Mayer, a former Google Inc. executive, is seeking to reverse three straight annual sales declines by updating widely used products, including mail, the Yahoo Messenger chat service, and Yahoo's home page. The efforts are poised to stoke competition with her former employer, which has added millions of users to Gmail as Yahoo Mail has stagnated.
"I don't think this in itself will be what saves Yahoo," Shar VanBoskirk, an analyst at Forrester Research Inc., said in an interview. "This looks like a nice feature set. It certainly looks like it will be a cleaner experience for e-mail users." The shares rose less than 1 percent to $19.53 at 10:38 a.m. in New York. Through Monday, the stock had gained 20 percent this year.
Versions of the new e-mail will be available for devices running software such as Microsoft Corp.'s Windows 8, as well as Apple Inc.'s iPhone and iPad and machines powered by Google Inc.'s Android operating system.
"Because mobile is everything these days, Yahoo! Mail now has a consistent look and feel across devices," Mayer said on the blog.

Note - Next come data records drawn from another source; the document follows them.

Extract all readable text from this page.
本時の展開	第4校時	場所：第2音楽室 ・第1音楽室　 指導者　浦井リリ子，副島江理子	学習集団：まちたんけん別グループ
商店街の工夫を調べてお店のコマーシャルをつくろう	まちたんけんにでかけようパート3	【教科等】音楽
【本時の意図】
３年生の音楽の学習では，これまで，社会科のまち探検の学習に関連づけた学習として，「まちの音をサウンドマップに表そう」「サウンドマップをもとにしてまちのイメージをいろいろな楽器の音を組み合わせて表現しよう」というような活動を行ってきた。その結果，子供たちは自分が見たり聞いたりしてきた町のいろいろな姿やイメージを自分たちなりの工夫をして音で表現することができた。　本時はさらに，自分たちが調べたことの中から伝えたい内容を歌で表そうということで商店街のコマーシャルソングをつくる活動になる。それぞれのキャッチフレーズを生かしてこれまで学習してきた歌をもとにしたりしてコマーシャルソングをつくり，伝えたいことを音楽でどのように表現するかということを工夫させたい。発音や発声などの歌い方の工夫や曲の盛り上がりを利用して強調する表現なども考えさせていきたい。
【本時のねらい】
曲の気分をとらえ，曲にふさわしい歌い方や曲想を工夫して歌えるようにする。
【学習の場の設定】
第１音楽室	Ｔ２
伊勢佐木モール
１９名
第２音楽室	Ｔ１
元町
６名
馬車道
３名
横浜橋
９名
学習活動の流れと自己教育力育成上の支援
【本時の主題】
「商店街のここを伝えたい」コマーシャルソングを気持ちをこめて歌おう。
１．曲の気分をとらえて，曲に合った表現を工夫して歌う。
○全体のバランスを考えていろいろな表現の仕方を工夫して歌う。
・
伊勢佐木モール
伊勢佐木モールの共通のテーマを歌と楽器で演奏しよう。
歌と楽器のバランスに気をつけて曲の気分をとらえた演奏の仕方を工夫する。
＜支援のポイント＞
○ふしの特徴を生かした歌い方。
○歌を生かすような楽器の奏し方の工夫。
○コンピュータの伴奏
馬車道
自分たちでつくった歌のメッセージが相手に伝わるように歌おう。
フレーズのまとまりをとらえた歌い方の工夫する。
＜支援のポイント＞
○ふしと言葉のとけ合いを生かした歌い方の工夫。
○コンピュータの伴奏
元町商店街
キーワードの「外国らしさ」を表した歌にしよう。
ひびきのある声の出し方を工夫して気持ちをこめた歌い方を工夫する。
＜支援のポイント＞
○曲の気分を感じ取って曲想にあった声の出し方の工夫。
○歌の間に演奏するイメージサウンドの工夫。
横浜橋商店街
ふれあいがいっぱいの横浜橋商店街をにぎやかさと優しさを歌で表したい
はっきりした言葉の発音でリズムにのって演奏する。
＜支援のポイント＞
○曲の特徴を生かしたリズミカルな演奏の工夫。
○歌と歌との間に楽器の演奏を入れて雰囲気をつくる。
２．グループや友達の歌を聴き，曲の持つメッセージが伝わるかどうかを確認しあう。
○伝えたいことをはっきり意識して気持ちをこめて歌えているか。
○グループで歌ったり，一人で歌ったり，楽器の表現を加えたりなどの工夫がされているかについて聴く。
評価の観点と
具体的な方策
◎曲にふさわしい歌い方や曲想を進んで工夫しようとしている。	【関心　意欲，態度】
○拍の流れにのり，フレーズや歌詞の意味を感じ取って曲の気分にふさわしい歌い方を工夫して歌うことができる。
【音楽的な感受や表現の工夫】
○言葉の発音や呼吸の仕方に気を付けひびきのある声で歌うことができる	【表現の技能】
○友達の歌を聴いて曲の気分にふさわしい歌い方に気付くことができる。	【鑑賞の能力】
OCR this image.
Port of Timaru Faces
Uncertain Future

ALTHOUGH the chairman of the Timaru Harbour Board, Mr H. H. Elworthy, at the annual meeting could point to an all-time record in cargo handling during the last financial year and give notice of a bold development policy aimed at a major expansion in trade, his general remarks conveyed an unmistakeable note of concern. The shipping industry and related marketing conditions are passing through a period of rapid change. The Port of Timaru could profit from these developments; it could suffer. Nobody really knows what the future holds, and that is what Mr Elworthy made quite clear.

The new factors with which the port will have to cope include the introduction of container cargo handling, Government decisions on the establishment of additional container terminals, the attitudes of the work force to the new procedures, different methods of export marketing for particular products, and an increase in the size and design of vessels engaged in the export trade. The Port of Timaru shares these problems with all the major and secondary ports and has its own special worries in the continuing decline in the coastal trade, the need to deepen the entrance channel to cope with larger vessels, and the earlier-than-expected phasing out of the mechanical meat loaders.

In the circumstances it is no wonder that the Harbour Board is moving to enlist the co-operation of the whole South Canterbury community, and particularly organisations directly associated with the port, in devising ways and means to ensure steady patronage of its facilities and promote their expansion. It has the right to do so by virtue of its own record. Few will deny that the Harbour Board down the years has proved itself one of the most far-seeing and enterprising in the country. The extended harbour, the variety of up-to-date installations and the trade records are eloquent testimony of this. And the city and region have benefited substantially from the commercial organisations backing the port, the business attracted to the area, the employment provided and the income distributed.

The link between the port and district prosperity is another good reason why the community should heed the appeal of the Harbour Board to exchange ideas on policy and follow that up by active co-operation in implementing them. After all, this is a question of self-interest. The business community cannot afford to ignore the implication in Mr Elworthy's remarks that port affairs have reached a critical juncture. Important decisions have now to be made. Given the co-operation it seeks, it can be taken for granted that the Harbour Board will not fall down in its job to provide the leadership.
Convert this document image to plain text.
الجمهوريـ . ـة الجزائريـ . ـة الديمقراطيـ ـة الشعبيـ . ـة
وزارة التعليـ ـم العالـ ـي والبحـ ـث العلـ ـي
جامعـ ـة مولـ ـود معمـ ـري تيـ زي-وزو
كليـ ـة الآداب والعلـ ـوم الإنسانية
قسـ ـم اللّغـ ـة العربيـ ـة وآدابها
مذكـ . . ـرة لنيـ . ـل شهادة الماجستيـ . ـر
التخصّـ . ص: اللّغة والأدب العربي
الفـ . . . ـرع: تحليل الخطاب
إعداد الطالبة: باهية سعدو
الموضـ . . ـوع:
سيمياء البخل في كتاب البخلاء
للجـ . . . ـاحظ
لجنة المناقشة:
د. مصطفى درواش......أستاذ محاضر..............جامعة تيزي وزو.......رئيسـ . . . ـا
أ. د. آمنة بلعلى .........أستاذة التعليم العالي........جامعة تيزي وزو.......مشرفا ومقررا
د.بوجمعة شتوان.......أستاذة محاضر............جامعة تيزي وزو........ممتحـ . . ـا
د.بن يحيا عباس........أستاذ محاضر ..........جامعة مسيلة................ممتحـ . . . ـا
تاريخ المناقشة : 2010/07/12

Yahoo products have failed to keep up with changes in online habits, the CEO said on a call with analysts in October.
Internet communication is "primed to be re-imagined," Mayer said on the call. "There is great opportunity to modernize Yahoo Mail and Messenger, especially given the continual increase in the amount of communication we're all receiving." Comeback Strategy The CEO has said she plans to invest in hiring engineers with expertise in mobile applications, boosting the company's technology for buying and serving ads, and building services that are more personalized for individual users.
Mayer kicked off her Yahoo comeback strategy by hiring several senior deputies, including Henrique de Castro, previously Google's vice president of global partner business solutions, as operating chief. Mayer promoted Adam Cahan, founder of a social-TV startup acquired by the Web portal last year, to lead mobile services at the company.
Yahoo's U.S. e-mail user base slipped to 77.7 million people in November, down from 92 million a year earlier, according to market researcher ComScore Inc.